Claire's eyes stung as tears welled, and so did her growing anger. She'd convinced herself the lady had poisoned those plants just to get her revenge for the grief she gave Old Man Sneed. Every cell in her body sparked with a heat so intense, she thought she'd pass out. Her clinched fist ached to bash, not something, but someone. Her brain sizzled, scorching all rational thought.

Fear was non-existent. Only anger was present, and she meant to release it.

Claire exited the house through the back door as clouds swept across the sky to blot out the sun. Her eyes stayed glued on Chester's carcass as she careened across her lawn and into the old man's backyard. She dropped to her knees. In her mind, she wanted to knock on the lady's door and throw her dead cat at her.

As soon as her fingers grasped Chester, his eyes opened and a steady flash of light beamed from them. Claire released her grip and screamed. Chester leaped onto her face, its claws penetrating her jaws and neck. The cat bit into her bottom lip and jerked its head back and forth, sending blood down her chin and into her mouth. Her muted screams stopped once the cat's rear talons sliced into her throat.

Claire fell back and slammed onto the grass. The cat's back legs pushed off her throat and propelled it forward so that its front paws had access to her eyes. It only took a few swipes before Claire's eyes became shredded pieces of moist, bloody meat. A scream barely sounded from the wreckage of Claire's throat. The cat let out a growling screech as if the muted noise upset it even more. Claire tried to roll, but the cat's claws continued mangling her skin, sending waves of searing pain throughout her body. The cat's growling grew louder and louder until Claire's energy was spent. Claire laid motionless allowing Chester free reign to rip at her body.

The old man told her that Chester should stay out of his yard, and he was right.


Without looking out the window, the lady knew what had taken place and entered the old man's backyard. She spotted Claire's body sprawled on the ground, face down. The cat moved aside. The lady bent down and tugged on Claire's hair until her head lifted off the lawn. A smile crossed her face to find Claire barely recognizable. She released the grip on the hair, and Claire's head smacked the lawn with a thud. The lady had plans for Claire, but she wouldn't be able to execute them until tonight, Halloween Night. She returned to her home to prepare.

The overcast sky sped up the onset of night, and just before it became too dark, the lady returned, cutting through her backyard with a wheelbarrow. The dining room light in Claire's home was lit. Her husband must be home, but the lady didn't care. She tossed Claire's limp body inside the wheelbarrow and made haste back to her house.

Inside the house, the lady had already laid down a large piece of plastic to capture any blood. What she had planned would allow for little bloodletting. She went to work prepping Claire's body to complete her Halloween display. While incense burned, she chanted and rocked, then returned to work on Claire's body. This continued for an hour.

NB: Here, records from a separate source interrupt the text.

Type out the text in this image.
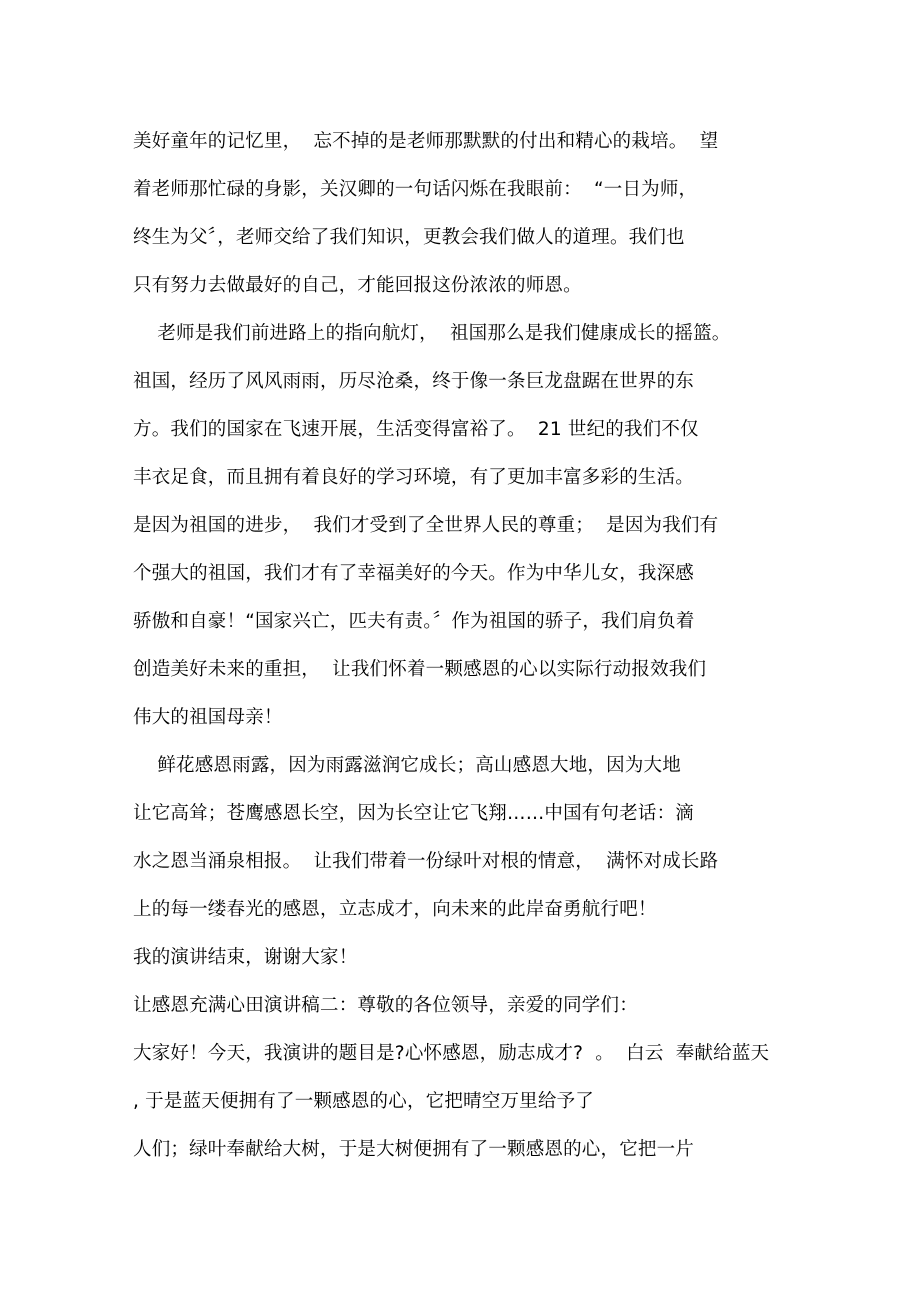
美好童年的记忆里，  忘不掉的是老师那默默的付出和精心的栽培。  望
着老师那忙碌的身影，关汉卿的一句话闪烁在我眼前：  “一日为师，
终生为父〞，老师交给了我们知识，更教会我们做人的道理。我们也
只有努力去做最好的自己，才能回报这份浓浓的师恩。
老师是我们前进路上的指向航灯，  祖国那么是我们健康成长的摇篮。
祖国，经历了风风雨雨，历尽沧桑，终于像一条巨龙盘踞在世界的东
方。我们的国家在飞速开展，生活变得富裕了。  21 世纪的我们不仅
丰衣足食，而且拥有着良好的学习环境，有了更加丰富多彩的生活。
是因为祖国的进步，  我们才受到了全世界人民的尊重；  是因为我们有
个强大的祖国，我们才有了幸福美好的今天。作为中华儿女，我深感
骄傲和自豪！“国家兴亡，匹夫有责。〞作为祖国的骄子，我们肩负着
创造美好未来的重担，  让我们怀着一颗感恩的心以实际行动报效我们
伟大的祖国母亲！
鲜花感恩雨露，因为雨露滋润它成长；高山感恩大地，因为大地
让它高耸；苍鹰感恩长空，因为长空让它飞翔……中国有句老话：滴
水之恩当涌泉相报。  让我们带着一份绿叶对根的情意，  满怀对成长路
上的每一缕春光的感恩，立志成才，向未来的此岸奋勇航行吧！
我的演讲结束，谢谢大家！
让感恩充满心田演讲稿二：尊敬的各位领导，亲爱的同学们：
大家好！今天，我演讲的题目是?心怀感恩，励志成才?  。  白云  奉献给蓝天
, 于是蓝天便拥有了一颗感恩的心，它把晴空万里给予了
人们；绿叶奉献给大树，于是大树便拥有了一颗感恩的心，它把一片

The time was seven-fifteen, and the kids would be out trick-or-treating around eight o'clock. The lady finished ahead of time, so she hauled Claire's body back into the wheelbarrow and pushed it out the front door, parking it by the walkway leading up to the door. It was perfect. She returned inside the house and waited for the kiddies to ring her doorbell.

During the night, many kids, including some parents, paid the lady a visit announcing "Trick or Treat!" and many children screamed as they approached the lady scarecrow lounging in the wheelbarrow that stared at them, its eyes flashing whenever someone walked by.